Chronic hepatitis B, a significant global health concern affecting an estimated 300 million people worldwide, currently lacks curative treatment options. Existing therapies, such as nucleos(t)ide analogs, offer viral suppression but rarely lead to a functional cure, requiring lifelong administration and only providing a 1-3% chance of achieving it.
PBGENE-HBV: A Novel Therapeutic Approach
PBGENE-HBV represents a highly specific therapeutic strategy designed to address the limitations of current HBV treatments. By directly targeting and eliminating cccDNA and inactivating integrated HBV DNA, PBGENE-HBV aims to provide a better chance of achieving a functional cure for chronic hepatitis B. The therapy leverages Precision BioSciences' ARCUS® genome editing platform, which is designed for precise and efficient gene editing in vivo.
Michael Amoroso, CEO of Precision BioSciences, stated, "The CTA submissions for PBGENE-HBV are important milestones for Precision as we pioneer this potentially curative therapy for chronic hepatitis B... Our goal is clear, to generate robust clinical data for the patients afflicted with hepatitis B who are counting on us to significantly increase their chance of achieving a functional cure."
Clinical Trial and Future Expectations
The Phase 1 trial will be the first-in-human study for PBGENE-HBV. Precision BioSciences anticipates initiating the global Phase 1 trial soon and expects to report initial data in 2025. Further details regarding the safety profile of the clinical candidate and the Phase 1 clinical trial design are expected to be shared in November, prior to the American Association for the Study of Liver Diseases (AASLD) Annual Meeting.
Dr. Murray Abramson, Senior Vice President, Head of Clinical Development, noted, "With our recent regulatory submissions, we are on the cusp of initiating a global first-in-human study for our wholly owned PBGENE-HBV program... We are excited at the prospect of bringing this potentially curative therapy to patients living with hepatitis B."

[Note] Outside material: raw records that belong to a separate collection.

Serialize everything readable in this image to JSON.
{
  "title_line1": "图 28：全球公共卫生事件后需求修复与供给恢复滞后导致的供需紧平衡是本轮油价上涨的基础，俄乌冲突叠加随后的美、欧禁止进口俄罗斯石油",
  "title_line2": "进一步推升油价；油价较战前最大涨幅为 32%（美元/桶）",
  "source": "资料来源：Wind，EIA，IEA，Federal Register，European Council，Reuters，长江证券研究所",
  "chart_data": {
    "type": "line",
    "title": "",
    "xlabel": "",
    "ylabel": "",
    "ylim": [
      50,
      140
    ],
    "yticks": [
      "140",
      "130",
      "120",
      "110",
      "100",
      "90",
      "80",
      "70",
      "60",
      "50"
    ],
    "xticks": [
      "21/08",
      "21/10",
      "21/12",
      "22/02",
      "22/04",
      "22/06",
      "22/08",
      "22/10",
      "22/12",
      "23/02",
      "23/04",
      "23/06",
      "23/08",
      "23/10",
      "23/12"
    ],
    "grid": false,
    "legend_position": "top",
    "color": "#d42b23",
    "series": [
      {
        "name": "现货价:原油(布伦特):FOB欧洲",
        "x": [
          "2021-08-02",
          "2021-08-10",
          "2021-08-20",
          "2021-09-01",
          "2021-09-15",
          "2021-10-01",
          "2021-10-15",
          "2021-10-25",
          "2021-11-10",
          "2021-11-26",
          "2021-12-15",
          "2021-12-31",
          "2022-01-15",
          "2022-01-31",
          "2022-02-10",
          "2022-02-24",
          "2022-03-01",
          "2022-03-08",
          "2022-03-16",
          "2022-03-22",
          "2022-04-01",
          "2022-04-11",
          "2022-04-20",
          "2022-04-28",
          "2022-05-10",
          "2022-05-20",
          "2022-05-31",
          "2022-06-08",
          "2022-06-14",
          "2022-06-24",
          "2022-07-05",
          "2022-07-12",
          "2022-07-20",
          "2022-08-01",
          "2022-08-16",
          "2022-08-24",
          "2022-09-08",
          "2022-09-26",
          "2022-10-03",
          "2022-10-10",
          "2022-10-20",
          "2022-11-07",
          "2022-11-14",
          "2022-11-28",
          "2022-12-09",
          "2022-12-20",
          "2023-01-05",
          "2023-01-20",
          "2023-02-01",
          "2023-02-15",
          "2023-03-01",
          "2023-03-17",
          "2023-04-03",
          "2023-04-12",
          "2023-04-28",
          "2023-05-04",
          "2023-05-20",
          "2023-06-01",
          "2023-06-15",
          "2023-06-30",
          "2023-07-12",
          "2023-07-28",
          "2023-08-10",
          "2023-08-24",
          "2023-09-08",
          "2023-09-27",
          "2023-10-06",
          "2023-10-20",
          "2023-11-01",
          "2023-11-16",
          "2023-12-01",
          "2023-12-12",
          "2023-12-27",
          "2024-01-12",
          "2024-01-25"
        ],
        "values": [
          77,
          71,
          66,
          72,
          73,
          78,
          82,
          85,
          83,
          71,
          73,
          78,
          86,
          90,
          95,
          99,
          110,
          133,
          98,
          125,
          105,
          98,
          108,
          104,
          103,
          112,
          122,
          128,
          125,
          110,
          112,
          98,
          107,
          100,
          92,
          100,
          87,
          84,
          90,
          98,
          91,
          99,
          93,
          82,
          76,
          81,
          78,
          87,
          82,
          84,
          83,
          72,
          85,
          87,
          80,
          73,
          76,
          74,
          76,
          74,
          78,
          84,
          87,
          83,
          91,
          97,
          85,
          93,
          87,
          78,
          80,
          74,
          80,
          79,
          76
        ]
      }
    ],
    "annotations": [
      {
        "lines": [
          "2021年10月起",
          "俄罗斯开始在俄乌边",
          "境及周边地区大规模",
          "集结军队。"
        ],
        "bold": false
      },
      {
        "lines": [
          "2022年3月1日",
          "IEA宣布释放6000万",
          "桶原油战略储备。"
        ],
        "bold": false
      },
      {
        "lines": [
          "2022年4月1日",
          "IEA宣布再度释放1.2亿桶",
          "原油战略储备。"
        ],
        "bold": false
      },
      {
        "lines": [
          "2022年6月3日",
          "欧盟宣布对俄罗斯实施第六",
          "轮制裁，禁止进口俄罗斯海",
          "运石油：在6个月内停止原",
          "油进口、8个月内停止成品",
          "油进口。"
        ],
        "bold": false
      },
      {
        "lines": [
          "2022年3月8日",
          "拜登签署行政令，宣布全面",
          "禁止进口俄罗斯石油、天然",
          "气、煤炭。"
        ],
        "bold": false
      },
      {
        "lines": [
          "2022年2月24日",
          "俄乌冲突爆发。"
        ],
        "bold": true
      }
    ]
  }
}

Addressing Unmet Needs in HBV Treatment
Hepatitis B remains a leading cause of morbidity and mortality worldwide. An estimated 15% to 40% of individuals with chronic HBV infection may develop severe complications, including cirrhosis, liver failure, and hepatocellular carcinoma, underscoring the urgent need for more effective treatment strategies. PBGENE-HBV offers a potential paradigm shift in HBV management by targeting the root cause of the disease and aiming for a functional cure.